Riri berasumsi, bahwa si mantan sial bernama Hanafi Adelard itulah yang menjadikan Nessa kekasih gelap.
Nessa itu tidak pantas dijadikan kekasih gelap, dasar mantan sialan!
Namun belum habis keterkejutannya, Riri bagai tersambar petir, saat dalam perjalanan menuju ke Jakarta, ia ditelepon oleh Irania. Beliau mengabarkan bahwa baik keluarga Adelard maupun Firgiansyah, telah memutuskan bahwa pernikahan Nessa dan Nafi akan diselanggarakan tanggal 2 April, dipersiapkan oleh Swan Wedding Organizer.
“Ibu Nessa ada di ruangannya.“ Sang pegawai lelaki langsung saja merasa ketakutan melihat perempuan sangar itu datang seperti orang kerasukan. Kerah bajunya saja sampai ditarik oleh Riri. Seakan ia adalah pendosa penyebab kemurkaan Riri.
“Nesssaaa!“ Riri berteriak nyaring sembari membuka pintu ruangan Nessa.
Teriakannya bahkan sampai membuat Ninda yang sedang berjongkok didekat meja kerja Nessa, langsung tumbang karena terkejut akan kedatangan makhluk ajaib itu.
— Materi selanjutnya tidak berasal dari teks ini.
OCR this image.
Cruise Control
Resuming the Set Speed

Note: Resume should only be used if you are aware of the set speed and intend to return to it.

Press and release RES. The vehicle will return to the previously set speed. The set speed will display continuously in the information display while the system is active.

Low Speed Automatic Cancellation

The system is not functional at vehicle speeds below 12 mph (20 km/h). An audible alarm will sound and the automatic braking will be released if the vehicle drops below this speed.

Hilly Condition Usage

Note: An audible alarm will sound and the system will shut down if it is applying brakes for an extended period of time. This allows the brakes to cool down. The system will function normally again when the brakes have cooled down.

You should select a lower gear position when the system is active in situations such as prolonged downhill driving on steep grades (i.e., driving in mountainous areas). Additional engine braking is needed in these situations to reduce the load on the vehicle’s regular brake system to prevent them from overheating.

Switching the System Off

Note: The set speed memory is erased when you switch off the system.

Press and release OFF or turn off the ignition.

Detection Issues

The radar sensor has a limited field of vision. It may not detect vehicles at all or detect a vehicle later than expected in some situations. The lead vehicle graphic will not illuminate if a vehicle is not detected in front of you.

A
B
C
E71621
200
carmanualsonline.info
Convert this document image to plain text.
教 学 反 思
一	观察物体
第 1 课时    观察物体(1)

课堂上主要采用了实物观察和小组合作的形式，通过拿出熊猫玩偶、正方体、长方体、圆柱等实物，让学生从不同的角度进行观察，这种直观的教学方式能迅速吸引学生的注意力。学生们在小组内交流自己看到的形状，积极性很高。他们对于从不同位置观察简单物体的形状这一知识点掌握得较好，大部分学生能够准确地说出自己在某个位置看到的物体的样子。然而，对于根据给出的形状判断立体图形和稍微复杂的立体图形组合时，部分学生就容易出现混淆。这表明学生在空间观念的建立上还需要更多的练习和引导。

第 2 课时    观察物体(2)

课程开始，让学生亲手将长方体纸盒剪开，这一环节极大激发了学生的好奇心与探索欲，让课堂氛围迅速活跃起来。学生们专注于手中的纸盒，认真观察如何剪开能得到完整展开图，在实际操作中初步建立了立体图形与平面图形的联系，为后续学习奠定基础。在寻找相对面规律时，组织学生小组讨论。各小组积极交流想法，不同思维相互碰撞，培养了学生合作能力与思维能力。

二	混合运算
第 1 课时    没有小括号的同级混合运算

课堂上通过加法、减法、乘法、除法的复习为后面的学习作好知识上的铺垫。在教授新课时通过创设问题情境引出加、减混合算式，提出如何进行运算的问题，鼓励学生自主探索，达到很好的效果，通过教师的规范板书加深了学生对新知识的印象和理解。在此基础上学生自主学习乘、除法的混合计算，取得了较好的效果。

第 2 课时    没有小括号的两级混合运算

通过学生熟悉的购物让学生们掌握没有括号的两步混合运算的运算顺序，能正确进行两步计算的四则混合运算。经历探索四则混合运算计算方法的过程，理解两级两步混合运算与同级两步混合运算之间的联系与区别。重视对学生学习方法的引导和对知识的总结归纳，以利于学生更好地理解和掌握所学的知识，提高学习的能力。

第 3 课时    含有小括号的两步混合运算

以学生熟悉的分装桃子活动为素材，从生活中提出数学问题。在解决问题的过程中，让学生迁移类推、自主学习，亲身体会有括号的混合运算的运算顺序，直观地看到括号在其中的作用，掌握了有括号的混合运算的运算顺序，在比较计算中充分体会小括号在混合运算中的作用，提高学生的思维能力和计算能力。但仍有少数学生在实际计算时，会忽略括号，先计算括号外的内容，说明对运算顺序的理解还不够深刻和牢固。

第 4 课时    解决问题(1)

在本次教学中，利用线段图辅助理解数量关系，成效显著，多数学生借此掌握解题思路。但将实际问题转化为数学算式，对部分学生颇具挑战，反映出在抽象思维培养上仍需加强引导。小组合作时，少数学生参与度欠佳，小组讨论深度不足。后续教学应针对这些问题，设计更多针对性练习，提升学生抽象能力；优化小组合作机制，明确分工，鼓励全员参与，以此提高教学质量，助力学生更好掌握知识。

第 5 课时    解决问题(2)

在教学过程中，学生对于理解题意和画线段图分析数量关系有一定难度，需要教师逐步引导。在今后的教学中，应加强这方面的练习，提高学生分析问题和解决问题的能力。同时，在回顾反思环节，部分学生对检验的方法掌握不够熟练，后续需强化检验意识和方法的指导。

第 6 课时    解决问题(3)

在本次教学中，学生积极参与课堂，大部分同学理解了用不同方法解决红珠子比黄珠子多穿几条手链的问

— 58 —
“Sshh! Riri!“ Ninda meletakkan jarinya pada bibir, mengisyaratkan perempuan cempreng itu diam. Ia sampai kesulitan bangun karena heels yang dipakainya. Duh. Suaranya macem klakson bis.
“Dimana Nessa?“ Riri mendekat ke arah Ninda yang baru saja berdiri dengan berpegangan tangan pada ujung meja kerja Nessa. Suaranya kini normal, setidaknya ia berusaha untuk tidak lagi berteriak seperti permintaan Ninda.
“Tuh.“ Ninda menunjuk kolong meja Nessa. Dimana perempuan itu sedang duduk menyembunyikan dirinya. Kebiasaan yang telah lama mereka ketahui jika Nessa sedang merasa galau.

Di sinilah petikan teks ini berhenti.